Aarohi was founded by Oona and Sushil Sharma, a rural development specialist and a doctor, respectively in August 1992. With experience of social work in this region, they knew that life in the mountains was uncertain and difficult, but their love for this unique environment encouraged them to stay on.

The name ‘Aarohi’ derives from classical Hindustani music, signifying ascendance or growth…the growth of thought, creativity and harmony.

Beginning with specific development plans in 4 villages, Aarohi set to work with a focus in natural resource management and curative services, eventually adding to this, a livelihoods initiative and a primary school.

Oona, the founding spirit of Aarohi, left us prematurely in 1996. Her direction set the foundation for change, and the processes continued to expand in ever increasing circles to involve more and more people.

The organization is headquartered in Satoli, a village 6,000 feet above sea level, in Nainital District. Its over two-decade journey has been one of trials and tribulations, but also of much excitement and growth.

Once-sleepy Satoli is today a buzzing node of grassroots action that has, in some way or other, touched the lives of over 50,000 people in hundreds of villages.

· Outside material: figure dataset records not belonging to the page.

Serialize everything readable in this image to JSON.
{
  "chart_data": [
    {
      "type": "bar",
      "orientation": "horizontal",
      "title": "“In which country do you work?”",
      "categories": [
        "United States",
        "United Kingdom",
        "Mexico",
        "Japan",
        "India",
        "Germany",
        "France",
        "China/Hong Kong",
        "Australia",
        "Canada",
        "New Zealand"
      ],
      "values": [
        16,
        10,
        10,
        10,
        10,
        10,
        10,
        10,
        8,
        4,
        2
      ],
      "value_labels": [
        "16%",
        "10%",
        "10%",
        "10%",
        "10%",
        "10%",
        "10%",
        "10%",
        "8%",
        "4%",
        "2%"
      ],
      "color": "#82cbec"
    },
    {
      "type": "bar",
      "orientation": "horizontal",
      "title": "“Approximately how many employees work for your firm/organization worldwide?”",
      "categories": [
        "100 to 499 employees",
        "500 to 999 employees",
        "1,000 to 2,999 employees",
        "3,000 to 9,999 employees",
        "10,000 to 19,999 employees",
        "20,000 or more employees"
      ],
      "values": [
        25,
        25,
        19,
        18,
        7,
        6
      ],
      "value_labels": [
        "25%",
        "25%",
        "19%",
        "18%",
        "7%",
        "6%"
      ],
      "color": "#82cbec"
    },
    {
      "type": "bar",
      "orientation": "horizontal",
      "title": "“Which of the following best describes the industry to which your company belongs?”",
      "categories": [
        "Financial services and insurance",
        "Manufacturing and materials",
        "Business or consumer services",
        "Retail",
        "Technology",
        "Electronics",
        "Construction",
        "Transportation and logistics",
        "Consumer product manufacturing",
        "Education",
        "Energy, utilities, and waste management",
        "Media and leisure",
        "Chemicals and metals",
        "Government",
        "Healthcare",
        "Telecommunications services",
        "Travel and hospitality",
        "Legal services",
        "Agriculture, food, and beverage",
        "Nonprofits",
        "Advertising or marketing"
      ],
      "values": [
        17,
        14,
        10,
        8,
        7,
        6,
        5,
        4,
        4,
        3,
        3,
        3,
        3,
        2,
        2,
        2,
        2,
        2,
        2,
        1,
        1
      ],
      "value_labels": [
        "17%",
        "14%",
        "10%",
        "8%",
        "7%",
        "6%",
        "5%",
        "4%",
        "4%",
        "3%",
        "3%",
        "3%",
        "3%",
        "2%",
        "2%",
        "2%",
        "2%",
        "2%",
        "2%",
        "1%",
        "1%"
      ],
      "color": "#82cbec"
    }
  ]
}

The area and its challenges

Culturally unique, the region is inhabited by communities which live in harmony with the nature. Farming is household based subsistence farming, with little to no marketable surplus. Over years, they have learnt to manage the fragile mountain ecosystem and cope with the hardships synonymous to mountain existence. The art, the architecture, the agricultural practices, the conservation and management of natural resources, the frugal technologies; the very way of life has been shaped through generations of interaction with these mountains.

The mountain people are amongst the most disadvantaged people, anywhere in the world. Harsh climate, difficult terrain and poor access hamper development in the region. Being away from the centre of commerce and power, the communities here remain on the periphery. Migration is one of the highest in the mountains. Health, especially of the women and children is compromised. Poor infrastructure makes access to services difficult. Oppressive social practices and traditions further reduce the scope for change.

Development work takes a different dimension and scale here.